齐斯侧头回望,白色的海浪正轻柔地拍打着沙滩,和现实中普通的海滩别无二致,不知危险从何而来。
但NPC都发话了,一时没有人敢怠慢,玩家们从善如流地按远近依次排成队列,跟在尤娜身后,一个接一个地踏上林间小道。
齐斯不着痕迹地慢下脚步,缀在队伍最末。
果不其然,常胥如幽灵般无声无息地跟在他身边,幽幽发问:“司契,那次时光倒流,你杀了谁?”
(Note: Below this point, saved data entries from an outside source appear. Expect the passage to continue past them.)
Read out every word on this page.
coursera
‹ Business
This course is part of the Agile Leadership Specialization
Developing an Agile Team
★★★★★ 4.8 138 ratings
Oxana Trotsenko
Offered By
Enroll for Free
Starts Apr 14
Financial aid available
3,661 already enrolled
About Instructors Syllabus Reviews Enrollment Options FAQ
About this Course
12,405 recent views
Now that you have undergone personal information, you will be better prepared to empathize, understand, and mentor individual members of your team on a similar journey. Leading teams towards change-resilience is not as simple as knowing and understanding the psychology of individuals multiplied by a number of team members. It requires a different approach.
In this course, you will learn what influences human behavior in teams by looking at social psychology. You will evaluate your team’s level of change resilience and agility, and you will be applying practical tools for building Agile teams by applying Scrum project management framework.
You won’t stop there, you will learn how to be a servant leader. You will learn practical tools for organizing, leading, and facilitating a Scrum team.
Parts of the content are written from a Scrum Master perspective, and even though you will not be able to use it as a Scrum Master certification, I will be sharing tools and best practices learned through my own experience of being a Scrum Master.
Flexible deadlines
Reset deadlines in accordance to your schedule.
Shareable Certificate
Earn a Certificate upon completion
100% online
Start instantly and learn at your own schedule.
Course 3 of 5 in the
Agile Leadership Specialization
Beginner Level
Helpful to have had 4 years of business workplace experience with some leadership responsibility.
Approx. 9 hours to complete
齐斯侧过头看他,露出一个揶揄的笑容:“警察同志,你是要审问我吗?”
他套用了死者的台词,常胥不知联想到了什么,眼中有微芒一闪而过,很快归于黢黑。
齐斯故意停顿两秒,才半叹半笑道:“我如果说,我杀了我自己,你会信吗?”
“不可能,你之前说你想活下去……”常胥不假思索地反驳,然后就听齐斯喷出一声冷笑。
“看啊,你都已经预设答案了,还装模作样地来向我求证,不觉得虚伪吗?你有没有想过,以我当时的实力,根本不可能杀死除自己以外的其他人?你知道的,我打不过你。”
习以为常的错误公理成了虚假事实的最佳佐证。
齐斯脸上笑容依旧,在晦暗不明的光影下显得恶意满满:“建立在有罪推定基础上的正义不过是群体的暴力,而你像鬣狗一样咬着我不放,无非是想将自己置于道德的高地……常哥,我的猜测对吗?”
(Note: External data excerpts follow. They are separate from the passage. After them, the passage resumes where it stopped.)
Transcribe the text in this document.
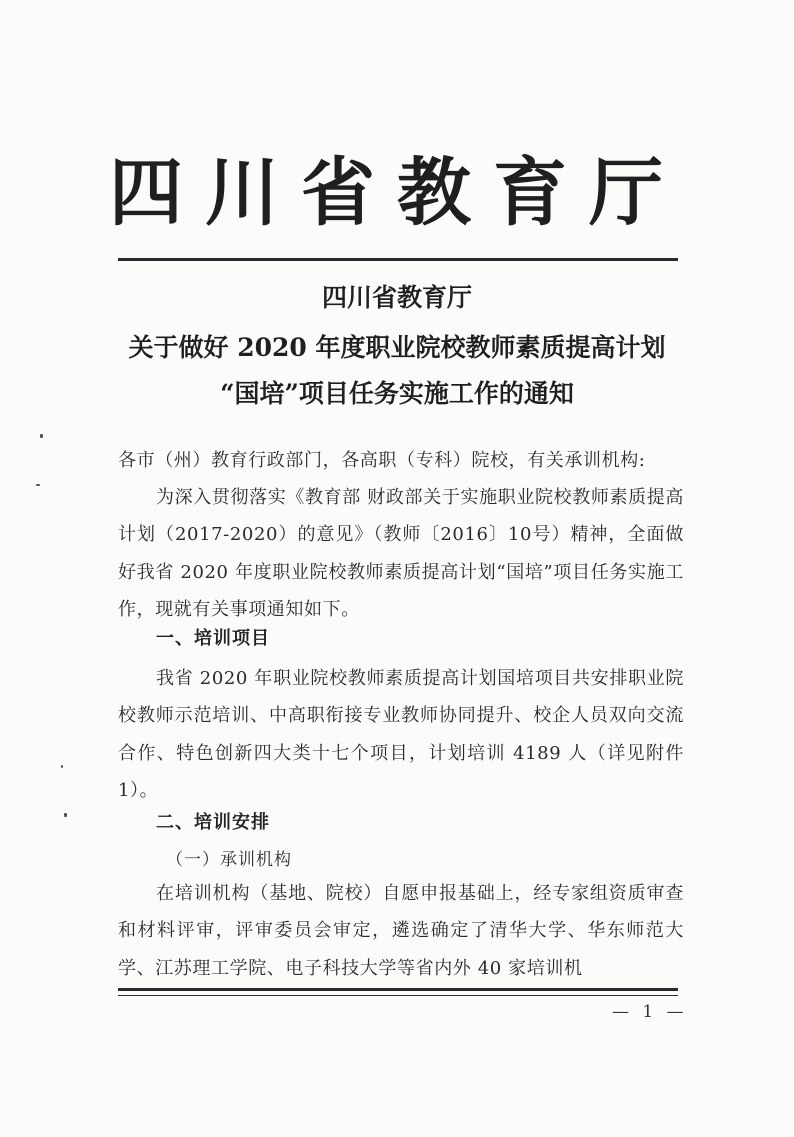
四川省教育厅
四川省教育厅
关于做好 2020 年度职业院校教师素质提高计划
“国培”项目任务实施工作的通知
各市（州）教育行政部门，各高职（专科）院校，有关承训机构:
为深入贯彻落实《教育部 财政部关于实施职业院校教师素质提高计划（2017-2020）的意见》（教师〔2016〕10号）精神，全面做好我省 2020 年度职业院校教师素质提高计划“国培”项目任务实施工作，现就有关事项通知如下。
一、培训项目
我省 2020 年职业院校教师素质提高计划国培项目共安排职业院校教师示范培训、中高职衔接专业教师协同提升、校企人员双向交流合作、特色创新四大类十七个项目，计划培训 4189 人（详见附件 1）。
二、培训安排
（一）承训机构
在培训机构（基地、院校）自愿申报基础上，经专家组资质审查和材料评审，评审委员会审定，遴选确定了清华大学、华东师范大学、江苏理工学院、电子科技大学等省内外 40 家培训机
— 1 —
正确的论据通向错误的结论,九真一假的立论是最容易迷惑人的话术。
偷换概念,将自己放在受害者的位置上,贬低对方的人格,这些套路齐斯玩得很熟。
见常胥陷入沉思之中,他惨然一笑:“六年前也是这样,就因为我父母双亡,亲戚也都接连死去,我成了遗产的最大受益者,你们就都认为是我下的杀手……明明没有证据,明明不是我啊。”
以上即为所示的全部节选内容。